Architectural Overview

The Tamino Non-XML Indexer is based on and extends Tamino's facilities for storing and retrieving non-XML objects; these facilities are described in the sections Storing Non-XML Objects in Tamino, Using Shadow Functions and Shadow Functions. Tamino's basic functionality allows you to store, update and delete non-XML objects; you can retrieve a non-XML object on the basis of its ino:id or its ino:docname. These two pieces of information, the ino:id and the ino:docname, can be regarded as metadata associated with the original non-XML object.

The Tamino Non-XML Indexer plugin modules, which can be either the standard plugins supplied by Software AG or user-written plugins, work in conjunction with Tamino to extend the set of metadata that is associated with non-XML objects. The plugin produces a well-formed XML document that conforms to the metadata schema. Typically, the plugin populates the contents of the elements and the attributes with values contained in or derived from the original non-XML file, for example author's name, date last modified, or file size. For certain kinds of input data, the plugin can derive data directly from the input data; for example, the PDF plugin can read the text contents out of most PDF files and store them in the shadow file.

Whenever an insert or update operation is processed for a document whose MIME type has been declared to the Tamino Non-XML Indexer, Tamino calls the server extension (SXSBlobIndexer). The server extension's dispatcher then activates the appropriate method in the appropriate plugin. The plugin:

Analyses the document, and extracts the raw data contained in the document if appropriate (for example, the plain text is extracted from a Microsoft Word document) and also metadata that describes the document;
Creates a well-formed XML document containing this information;
Passes this XML document as a shadow document to Tamino, which writes it to the database.

Both the non-XML object (or the pseudo non-XML object, which is a BLOB of size zero, if the option "storeShadowOnly" is activated) and its associated XML shadow object have the same ino:id.

If the document schema includes the tsd:noConversion element, the document is processed as follows:

The Tamino Non-XML Indexer receives the document as an unaltered bytestream. (In particular, the document has not yet been subjected to Unicode translations.)

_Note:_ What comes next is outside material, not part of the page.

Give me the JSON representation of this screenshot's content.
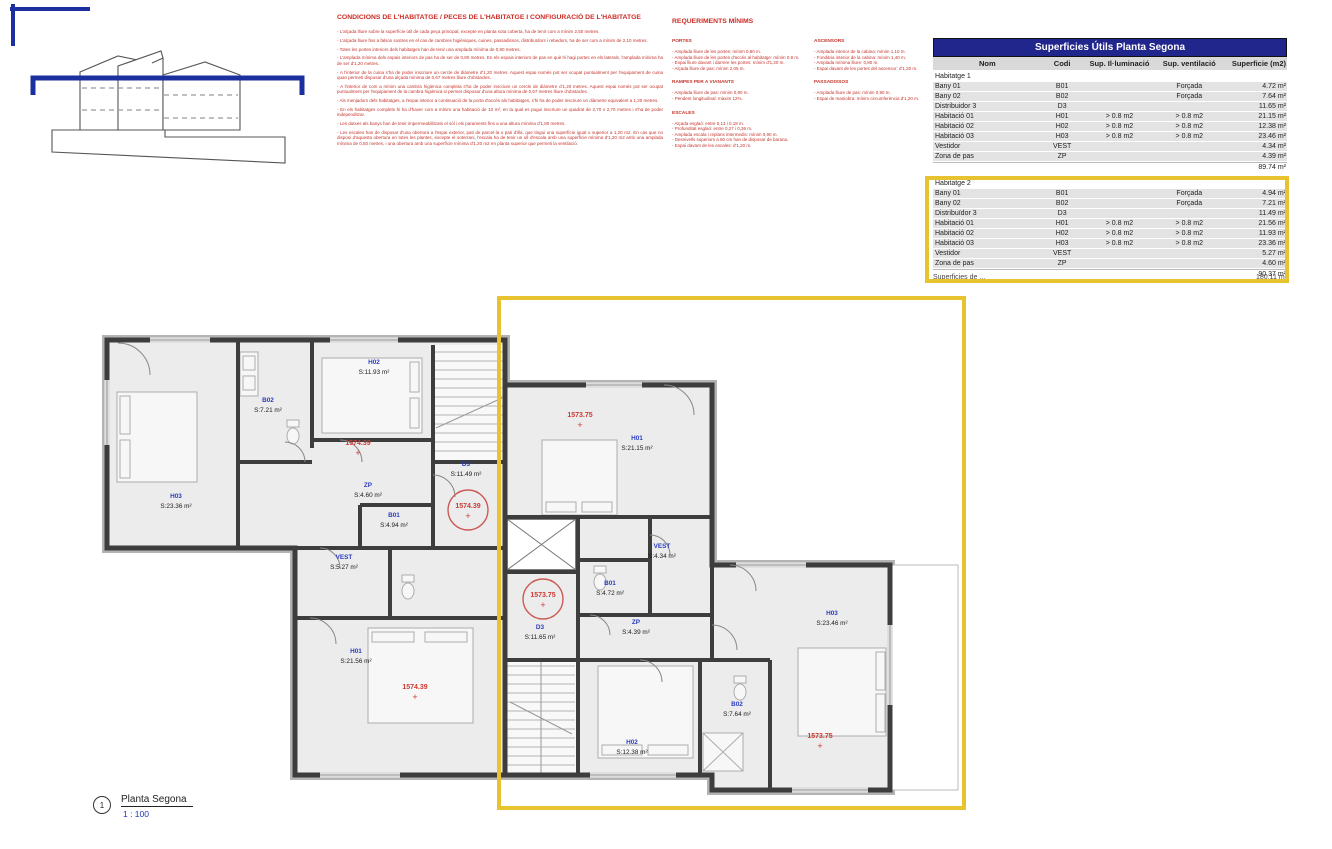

If the MIME-type indicates that the document is a text file, then:

If there is no encoding information, the shadow document is empty and a warning is issued;
If translation is not supported, the shadow document is empty and a warning is issued;
Otherwise, the Tamino Non-XML Indexer translates the incoming bytestream into a text stream as indicated by the encoding information.

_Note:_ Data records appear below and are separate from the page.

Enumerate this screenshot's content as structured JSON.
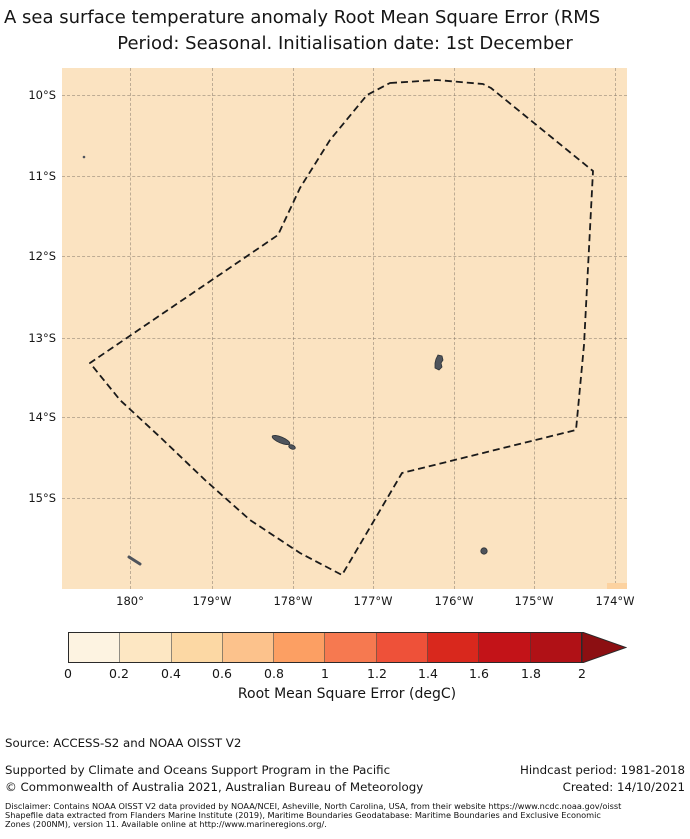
{
  "title": {
    "line1": "A sea surface temperature anomaly Root Mean Square Error (RMS",
    "line2": "Period: Seasonal. Initialisation date: 1st December"
  },
  "map": {
    "ocean_color": "#fbe3c1",
    "island_color": "#4f545c",
    "hot_cell_color": "#fcd2a0",
    "eez_points": "328,15 375,12 421,16 429,20 531,103 522,277 514,362 340,405 280,507 238,485 188,452 143,412 98,369 58,332 28,295 216,167 238,120 268,72 305,27",
    "x_ticks": [
      "180°",
      "179°W",
      "178°W",
      "177°W",
      "176°W",
      "175°W",
      "174°W"
    ],
    "y_ticks": [
      "10°S",
      "11°S",
      "12°S",
      "13°S",
      "14°S",
      "15°S"
    ]
  },
  "colorbar": {
    "label": "Root Mean Square Error (degC)",
    "ticks": [
      "0",
      "0.2",
      "0.4",
      "0.6",
      "0.8",
      "1",
      "1.2",
      "1.4",
      "1.6",
      "1.8",
      "2"
    ],
    "colors": [
      "#fdf3e1",
      "#fde7c3",
      "#fcd8a4",
      "#fcc28c",
      "#fc9f63",
      "#f67950",
      "#ee5139",
      "#d9281d",
      "#c31318",
      "#b01116"
    ],
    "arrow_color": "#8c0f12"
  },
  "footer": {
    "source": "Source: ACCESS-S2 and NOAA OISST V2",
    "supported": "Supported by Climate and Oceans Support Program in the Pacific",
    "copyright": "© Commonwealth of Australia 2021, Australian Bureau of Meteorology",
    "hindcast": "Hindcast period: 1981-2018",
    "created": "Created: 14/10/2021",
    "disclaimer_line1": "Disclaimer: Contains NOAA OISST V2 data provided by NOAA/NCEI, Asheville, North Carolina, USA, from their website https://www.ncdc.noaa.gov/oisst",
    "disclaimer_line2": "Shapefile data extracted from Flanders Marine Institute (2019), Maritime Boundaries Geodatabase: Maritime Boundaries and Exclusive Economic",
    "disclaimer_line3": "Zones (200NM), version 11. Available online at http://www.marineregions.org/."
  },
  "chart_data": {
    "type": "heatmap",
    "title": "A sea surface temperature anomaly Root Mean Square Error (RMS",
    "subtitle": "Period: Seasonal. Initialisation date: 1st December",
    "x_axis": {
      "ticks": [
        "180°",
        "179°W",
        "178°W",
        "177°W",
        "176°W",
        "175°W",
        "174°W"
      ],
      "range": "approx 180.9 to 173.9 degrees W"
    },
    "y_axis": {
      "ticks": [
        "10°S",
        "11°S",
        "12°S",
        "13°S",
        "14°S",
        "15°S"
      ],
      "range": "approx 9.7S to 16.1S"
    },
    "colorbar": {
      "label": "Root Mean Square Error (degC)",
      "ticks": [
        0,
        0.2,
        0.4,
        0.6,
        0.8,
        1,
        1.2,
        1.4,
        1.6,
        1.8,
        2
      ],
      "extend": "max",
      "bin_width": 0.2
    },
    "field": "RMSE nearly uniform over the whole domain, in the 0.2-0.4 degC colour bin; one grid cell near the SE corner (approx 174.2W, 15.9S) in the 0.4-0.6 degC bin",
    "overlays": [
      "dashed EEZ boundary polygon spanning approx 180.5W-174.2W and 9.9S-16.0S",
      "island markers near 176.2W 13.3S, 178.1W 14.3S, 175.6W 15.7S, 179.9W 15.8S, 180.5 10.8S"
    ]
  }
}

If translation succeeds, the Tamino Non-XML Indexer processes the resulting string as though the string had been passed to the putText() function.

The non-XML object can be accessed by plain URL addressing, unless the option "storeShadowOnly" has been activated. The associated XML shadow document can be accessed by issuing a query (for example in XQuery or X-Query form). Note that non-XML objects stored in Tamino can be accessed in this manner even if the Tamino Non-XML Indexer is not installed; the difference is in the variety of different metadata fields that can be queried.

graphics/architecture.png

Tamino Architecture

Tamino Non-XML Indexer services are logically provided by software at two levels, as shown in the diagram above:

The Tamino Non-XML Indexer dispatcher;
One or more plugin modules (represented in the diagram by the numbers 1, 2, 3, 4...). Each plugin services one or more MIME types.